All state-supported vocational training should be funded via local authorities, recommends a report by a party committee published in advance of Labour's unveiling of its "skills pledge" to improve training.
The government's full response to the Leitch review on skills, originally expected today, will be published later this year.
The report, which has the support of the Tory front bench, accepts Leitch's poor prognosis of the UK's skills and his proposal that publicly-funded training should be "demand-led". Employers and trainees should have a much greater say on what is taught at the taxpayer's expense, it says.
However, it envisages keeping the sector skills councils, bodies created by Labour, to represent the interests of employers.
The report by the party's Economic Competitiveness Policy Group, chaired by John Redwood, stresses the importance of apprenticeships but echoes the severe criticisms by John Hayes, shadow skills spokesman, of the current programme.

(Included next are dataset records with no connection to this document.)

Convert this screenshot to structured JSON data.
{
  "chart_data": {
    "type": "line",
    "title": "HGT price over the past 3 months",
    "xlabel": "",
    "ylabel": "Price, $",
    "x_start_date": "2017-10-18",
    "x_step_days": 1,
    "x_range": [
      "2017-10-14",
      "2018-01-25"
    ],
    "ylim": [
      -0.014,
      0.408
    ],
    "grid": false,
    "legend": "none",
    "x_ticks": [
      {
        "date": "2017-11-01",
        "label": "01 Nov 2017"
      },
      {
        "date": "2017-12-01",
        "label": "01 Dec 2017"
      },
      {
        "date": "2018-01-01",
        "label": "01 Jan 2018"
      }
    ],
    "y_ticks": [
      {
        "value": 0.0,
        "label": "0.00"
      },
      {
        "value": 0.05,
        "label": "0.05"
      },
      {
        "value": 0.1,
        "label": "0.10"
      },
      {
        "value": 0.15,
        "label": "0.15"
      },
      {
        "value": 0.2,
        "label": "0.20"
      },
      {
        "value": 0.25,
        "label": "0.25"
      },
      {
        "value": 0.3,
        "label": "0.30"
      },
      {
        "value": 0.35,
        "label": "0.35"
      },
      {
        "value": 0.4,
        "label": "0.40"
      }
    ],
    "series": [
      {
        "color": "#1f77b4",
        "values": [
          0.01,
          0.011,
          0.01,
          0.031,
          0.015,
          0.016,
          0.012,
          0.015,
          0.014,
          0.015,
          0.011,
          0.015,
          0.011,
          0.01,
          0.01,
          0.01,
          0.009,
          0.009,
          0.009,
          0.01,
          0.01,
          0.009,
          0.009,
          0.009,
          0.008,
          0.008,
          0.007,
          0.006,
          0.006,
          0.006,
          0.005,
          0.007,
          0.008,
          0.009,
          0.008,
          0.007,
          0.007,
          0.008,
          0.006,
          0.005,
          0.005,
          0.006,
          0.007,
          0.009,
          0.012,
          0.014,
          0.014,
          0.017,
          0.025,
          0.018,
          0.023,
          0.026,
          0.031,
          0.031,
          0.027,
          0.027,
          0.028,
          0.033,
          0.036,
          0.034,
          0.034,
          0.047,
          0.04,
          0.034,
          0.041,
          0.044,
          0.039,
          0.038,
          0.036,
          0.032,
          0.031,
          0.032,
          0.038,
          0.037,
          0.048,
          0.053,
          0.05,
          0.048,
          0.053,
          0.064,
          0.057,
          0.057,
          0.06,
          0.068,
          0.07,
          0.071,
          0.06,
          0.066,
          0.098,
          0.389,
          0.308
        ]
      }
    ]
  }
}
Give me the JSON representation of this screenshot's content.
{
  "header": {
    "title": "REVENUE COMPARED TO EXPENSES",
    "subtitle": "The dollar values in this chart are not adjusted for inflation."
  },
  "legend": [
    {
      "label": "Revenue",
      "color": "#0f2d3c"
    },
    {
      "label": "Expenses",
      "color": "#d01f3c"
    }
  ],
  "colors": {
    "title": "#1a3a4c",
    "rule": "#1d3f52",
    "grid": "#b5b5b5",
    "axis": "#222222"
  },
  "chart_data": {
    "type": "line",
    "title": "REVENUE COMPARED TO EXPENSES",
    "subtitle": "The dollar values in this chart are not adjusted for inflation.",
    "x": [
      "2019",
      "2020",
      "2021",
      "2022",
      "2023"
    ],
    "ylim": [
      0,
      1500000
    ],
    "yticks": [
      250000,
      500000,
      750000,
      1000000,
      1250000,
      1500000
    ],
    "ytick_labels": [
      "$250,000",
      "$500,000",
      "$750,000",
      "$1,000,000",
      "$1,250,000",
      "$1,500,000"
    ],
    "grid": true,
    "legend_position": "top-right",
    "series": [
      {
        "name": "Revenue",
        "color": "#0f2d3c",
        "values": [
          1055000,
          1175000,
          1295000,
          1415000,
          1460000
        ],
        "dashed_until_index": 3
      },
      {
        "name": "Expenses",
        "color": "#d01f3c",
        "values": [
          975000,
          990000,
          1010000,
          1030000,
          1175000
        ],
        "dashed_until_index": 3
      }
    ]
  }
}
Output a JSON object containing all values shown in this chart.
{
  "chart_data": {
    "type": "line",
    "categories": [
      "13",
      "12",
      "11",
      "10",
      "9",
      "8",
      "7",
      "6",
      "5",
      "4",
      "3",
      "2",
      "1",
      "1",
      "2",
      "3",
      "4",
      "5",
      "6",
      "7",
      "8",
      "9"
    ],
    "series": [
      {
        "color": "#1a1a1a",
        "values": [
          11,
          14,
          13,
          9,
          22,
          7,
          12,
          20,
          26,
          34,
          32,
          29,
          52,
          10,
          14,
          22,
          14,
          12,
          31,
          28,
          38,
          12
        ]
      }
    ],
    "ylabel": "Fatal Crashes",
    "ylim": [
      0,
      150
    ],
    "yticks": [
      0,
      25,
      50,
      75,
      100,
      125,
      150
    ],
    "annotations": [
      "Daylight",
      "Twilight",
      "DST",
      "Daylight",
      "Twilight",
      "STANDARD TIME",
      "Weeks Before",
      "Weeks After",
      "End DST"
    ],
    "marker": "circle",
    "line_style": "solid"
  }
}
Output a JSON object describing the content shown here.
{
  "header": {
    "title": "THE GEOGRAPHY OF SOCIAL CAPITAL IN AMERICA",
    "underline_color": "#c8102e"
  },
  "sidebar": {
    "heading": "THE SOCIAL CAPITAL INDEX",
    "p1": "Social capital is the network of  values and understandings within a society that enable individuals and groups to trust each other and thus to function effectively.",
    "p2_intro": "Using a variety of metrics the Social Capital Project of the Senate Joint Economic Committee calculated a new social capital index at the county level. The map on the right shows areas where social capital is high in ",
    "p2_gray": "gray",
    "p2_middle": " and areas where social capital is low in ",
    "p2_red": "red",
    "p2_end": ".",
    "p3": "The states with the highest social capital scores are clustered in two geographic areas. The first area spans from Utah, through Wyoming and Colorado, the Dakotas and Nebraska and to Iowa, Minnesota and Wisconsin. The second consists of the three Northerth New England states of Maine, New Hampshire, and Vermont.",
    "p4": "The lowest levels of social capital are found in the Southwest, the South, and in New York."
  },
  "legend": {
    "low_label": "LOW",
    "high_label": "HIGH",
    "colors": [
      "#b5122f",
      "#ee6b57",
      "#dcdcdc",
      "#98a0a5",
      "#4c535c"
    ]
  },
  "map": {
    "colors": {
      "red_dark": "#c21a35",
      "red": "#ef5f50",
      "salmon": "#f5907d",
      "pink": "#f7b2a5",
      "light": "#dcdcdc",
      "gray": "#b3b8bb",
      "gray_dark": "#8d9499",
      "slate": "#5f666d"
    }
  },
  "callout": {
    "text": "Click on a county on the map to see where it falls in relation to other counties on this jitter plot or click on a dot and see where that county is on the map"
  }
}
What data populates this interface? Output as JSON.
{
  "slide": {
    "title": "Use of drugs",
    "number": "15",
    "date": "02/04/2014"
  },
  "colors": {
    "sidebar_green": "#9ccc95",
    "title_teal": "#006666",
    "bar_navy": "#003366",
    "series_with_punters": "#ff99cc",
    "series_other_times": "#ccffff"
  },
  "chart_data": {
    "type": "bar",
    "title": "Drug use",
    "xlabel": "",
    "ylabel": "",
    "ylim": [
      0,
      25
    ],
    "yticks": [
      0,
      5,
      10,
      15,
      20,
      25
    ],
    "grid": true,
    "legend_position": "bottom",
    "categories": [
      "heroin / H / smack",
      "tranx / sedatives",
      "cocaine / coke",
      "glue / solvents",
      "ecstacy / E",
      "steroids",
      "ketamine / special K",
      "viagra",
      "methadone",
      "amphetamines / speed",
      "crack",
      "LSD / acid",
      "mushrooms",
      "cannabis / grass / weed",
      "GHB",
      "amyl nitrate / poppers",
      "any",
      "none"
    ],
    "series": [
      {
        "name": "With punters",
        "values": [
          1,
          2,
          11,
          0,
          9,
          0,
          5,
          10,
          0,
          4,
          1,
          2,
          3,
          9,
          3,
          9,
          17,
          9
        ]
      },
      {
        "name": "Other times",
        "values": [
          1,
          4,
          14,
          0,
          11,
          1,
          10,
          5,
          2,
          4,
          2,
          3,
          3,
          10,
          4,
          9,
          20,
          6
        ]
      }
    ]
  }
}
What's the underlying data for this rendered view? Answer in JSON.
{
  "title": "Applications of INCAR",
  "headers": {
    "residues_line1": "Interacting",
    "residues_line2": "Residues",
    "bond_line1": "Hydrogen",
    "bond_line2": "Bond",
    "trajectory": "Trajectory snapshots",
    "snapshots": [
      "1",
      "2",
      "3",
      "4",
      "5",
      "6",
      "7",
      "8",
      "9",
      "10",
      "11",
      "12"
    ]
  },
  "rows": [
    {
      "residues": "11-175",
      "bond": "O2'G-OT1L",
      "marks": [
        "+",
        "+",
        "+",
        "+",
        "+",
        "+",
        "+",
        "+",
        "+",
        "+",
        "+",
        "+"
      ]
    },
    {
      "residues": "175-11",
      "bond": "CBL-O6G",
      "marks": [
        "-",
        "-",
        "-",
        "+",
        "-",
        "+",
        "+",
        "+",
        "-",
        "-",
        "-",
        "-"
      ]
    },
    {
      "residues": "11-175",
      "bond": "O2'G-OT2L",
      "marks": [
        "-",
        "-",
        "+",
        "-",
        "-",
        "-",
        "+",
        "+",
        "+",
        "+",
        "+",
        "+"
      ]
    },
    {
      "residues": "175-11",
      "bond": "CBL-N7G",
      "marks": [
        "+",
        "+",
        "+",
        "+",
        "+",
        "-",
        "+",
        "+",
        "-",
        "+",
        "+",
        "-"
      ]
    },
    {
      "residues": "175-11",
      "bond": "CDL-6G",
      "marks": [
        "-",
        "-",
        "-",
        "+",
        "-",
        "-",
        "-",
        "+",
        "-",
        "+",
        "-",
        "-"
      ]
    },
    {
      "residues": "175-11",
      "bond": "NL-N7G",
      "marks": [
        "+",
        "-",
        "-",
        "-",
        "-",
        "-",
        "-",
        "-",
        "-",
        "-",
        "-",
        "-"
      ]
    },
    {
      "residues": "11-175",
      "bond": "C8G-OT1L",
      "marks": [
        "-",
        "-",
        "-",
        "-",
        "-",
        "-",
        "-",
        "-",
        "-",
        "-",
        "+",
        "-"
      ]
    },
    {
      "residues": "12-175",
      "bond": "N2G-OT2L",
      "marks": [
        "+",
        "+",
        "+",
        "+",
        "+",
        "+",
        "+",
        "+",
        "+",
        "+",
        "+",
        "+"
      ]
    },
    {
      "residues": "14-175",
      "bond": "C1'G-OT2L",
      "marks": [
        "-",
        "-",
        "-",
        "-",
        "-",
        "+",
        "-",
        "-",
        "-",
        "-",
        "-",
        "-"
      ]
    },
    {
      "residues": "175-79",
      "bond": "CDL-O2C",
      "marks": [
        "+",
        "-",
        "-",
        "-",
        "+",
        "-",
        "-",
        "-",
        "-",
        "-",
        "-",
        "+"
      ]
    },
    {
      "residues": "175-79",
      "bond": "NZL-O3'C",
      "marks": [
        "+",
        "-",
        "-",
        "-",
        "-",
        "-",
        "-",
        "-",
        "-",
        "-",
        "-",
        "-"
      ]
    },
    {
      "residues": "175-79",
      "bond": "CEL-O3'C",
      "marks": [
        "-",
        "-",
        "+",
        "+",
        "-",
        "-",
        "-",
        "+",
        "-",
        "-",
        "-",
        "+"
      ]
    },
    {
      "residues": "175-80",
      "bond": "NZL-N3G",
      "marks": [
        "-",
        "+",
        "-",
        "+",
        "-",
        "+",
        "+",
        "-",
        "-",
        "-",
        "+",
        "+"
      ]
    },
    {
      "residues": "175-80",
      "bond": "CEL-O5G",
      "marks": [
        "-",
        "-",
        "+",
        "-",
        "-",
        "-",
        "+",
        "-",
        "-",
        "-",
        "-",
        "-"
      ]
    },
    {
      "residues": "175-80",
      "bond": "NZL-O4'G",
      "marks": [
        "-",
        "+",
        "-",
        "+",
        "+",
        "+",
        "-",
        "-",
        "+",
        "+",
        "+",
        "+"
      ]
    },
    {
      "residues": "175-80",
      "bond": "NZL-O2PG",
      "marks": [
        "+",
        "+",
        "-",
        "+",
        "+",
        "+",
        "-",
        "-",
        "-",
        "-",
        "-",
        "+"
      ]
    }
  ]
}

Though government figures show that increasing numbers of youngsters are doing apprenticeships, the numbers pursuing the level 3 "intermediate skills" qualification offered by the "modern apprenticeships" launched by the Tories in the mid-1990s are dropping, it says.
Some apprenticeships - for instance those in engineering - are of a high calibre, says the report, but trainees in sectors with no apprenticeship tradition are often denied the same level of technical education.
"This lack of consistency is reflected in the vastly differing lengths of time it takes to complete different apprenticeships," it says.
"Apprenticeships have been 'academicised' and we've ended up with virtual apprenticeships, tickbox tests that are taught in the classroom," Hayes said. "The brand has been weakened."
The Tories would "re-professionalise" apprenticeships to produce a standard of vocational education to match the A-level academic gold standard, he said.
Hayes believes that the 1.3 million "neets" - the 16 to 24-year-olds not in education, employment or training - is an indictment of further education under Labour.
"When Blair looks at his legacy he should look at the blighted and shattered lives of these young people and of their mums and dads."
Mark Haysom, the LSC's chief executive, said he was "puzzled" by the economic competitiveness report's recommendation to scrap the quango.
"Compared to what went before, the LSC now saves the taxpayer over £100m a year in administration and our running costs are a tiny fraction of the £10bn pounds we invest each year for the government in learning and skills."